Imagine we have the following problem:

  1. We have http clients that execute requests to our software. So we have one process that is always available to them and stores their requests in a queue.
  2. We need to dispatch these requests to a machine that is in our internal network (again via HTTP).
  3. Such a machine is not always available. It is started (and stopped when the queue is empty) on demand by our software (again HTTP request to a "manager" machine).
  4. We have several (or lots) of the above.

So basically, we have one logical entity, that for the sake of argument, we will call a "job queue". Every job queue consists of several (heterogenous) processes. One that implements the actual queue and is always available (doesn't block). One that manages a worker machine. We also have several (spawned on demand) workers, that take entries off the queue, try to send them to the worker machine, work around errors; maybe return (unsuccessful) attempts to the queue (to be retried) etc. And we maybe also have a "manager" process that coordinates the work of the above. And we have lots of "job queues" who all consist of lots of processes.
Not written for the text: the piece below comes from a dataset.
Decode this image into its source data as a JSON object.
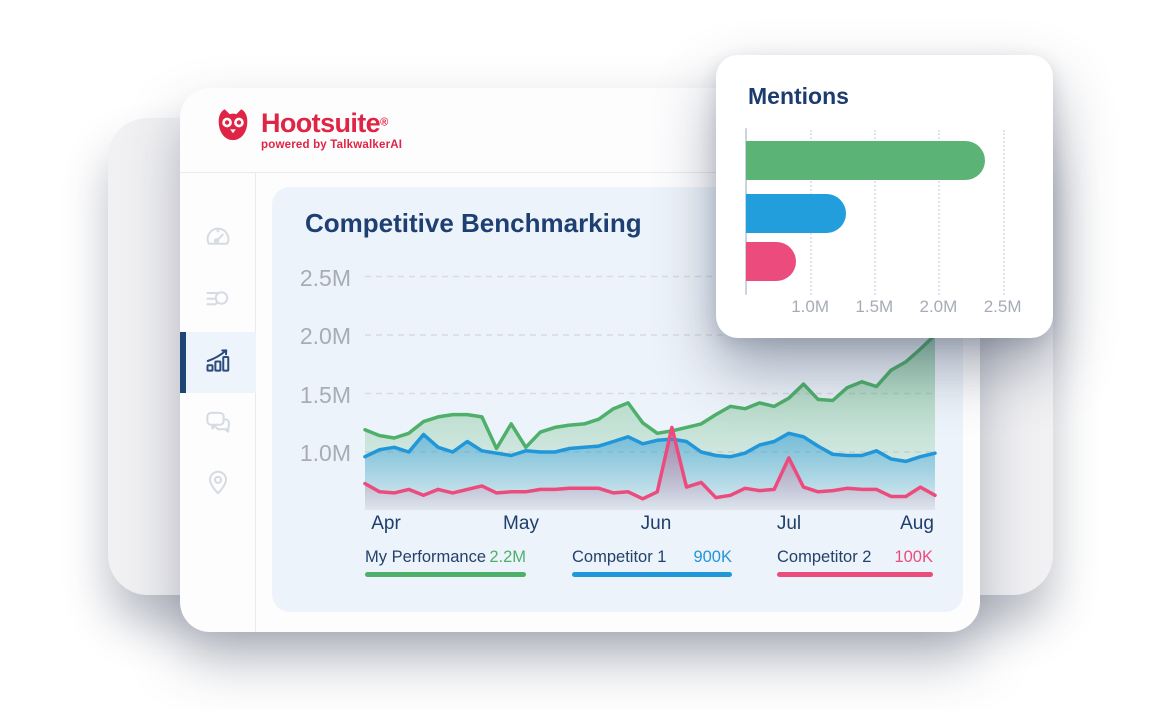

NOTE: this may not be the perfect solution to this exact problem, but let's assume that it is. My question is not about how to solve the problem, but how to manage such "groups" of processes that represent logical entities.

So, how do you represent this in OTP? How many supervision trees do you have, do you share supervisors between "job queue" entities, or do you have a supervisor per logical entity. Also, how do you manage the whole thing.

I have a guess, but this is quite a tricky problem (as I already tried implementing it in several different ways), so I won't share my (maybe not so bad) idea (for now).

2

2 Answers

1
votes

I would use dedicated supervisor for each logical component (I guess you mean by logical: http-workers, manager, dispatchers). Each of those would have supervisor over one of those classes. I like it, because I can benefit from additional tools to control it (count children, see it in i(). etc.) and it nicely separates the system.

Gproc mentioned by @MinimeDJ and sync/async stuff is completely different thing.

I think it is not the best architecture if you need in system you described to use gproc. Redesign it to have as much as possible stateless layers. E.g. in stead of maintaining dispatchers = push model, try pull model = pull tasks from back-end machine. This solution makes queues stateless, you get rid of dispatchers and if anything goes wrong backend layer puts task again in some queue. Moreover Managers are just reduced to API to queues and some stats collectors. Load of back-end workers is measured and controlled (localy!) in each of those heterogeneous back-end modules.

0
votes

From very above we also have a system that consists of many special blocks and our first architecture was something similar to yours. Instead of HTTP we used RabbitMQ which I believe much more convenient in terms of messages exchange.

But before the final release we understood that it will be a real challenge to maintain the whole system in production.

So, we redesigned it again. Now we represent each logical block as a process gen_server. Each process has a unique name and lives in gproc. Since gproc can live on many nodes we have very easy to manage fault tolerant system.

So, I would say, that we have Manageable Object Model (we call it MOM coz we really love it).

So, for me your system seems to be overcomplicated. I don't know if my answer is useful at all, but sometimes it worth to think about your system in a way you never expected at the beginning. I hope you will find a way to manage it in an easy way.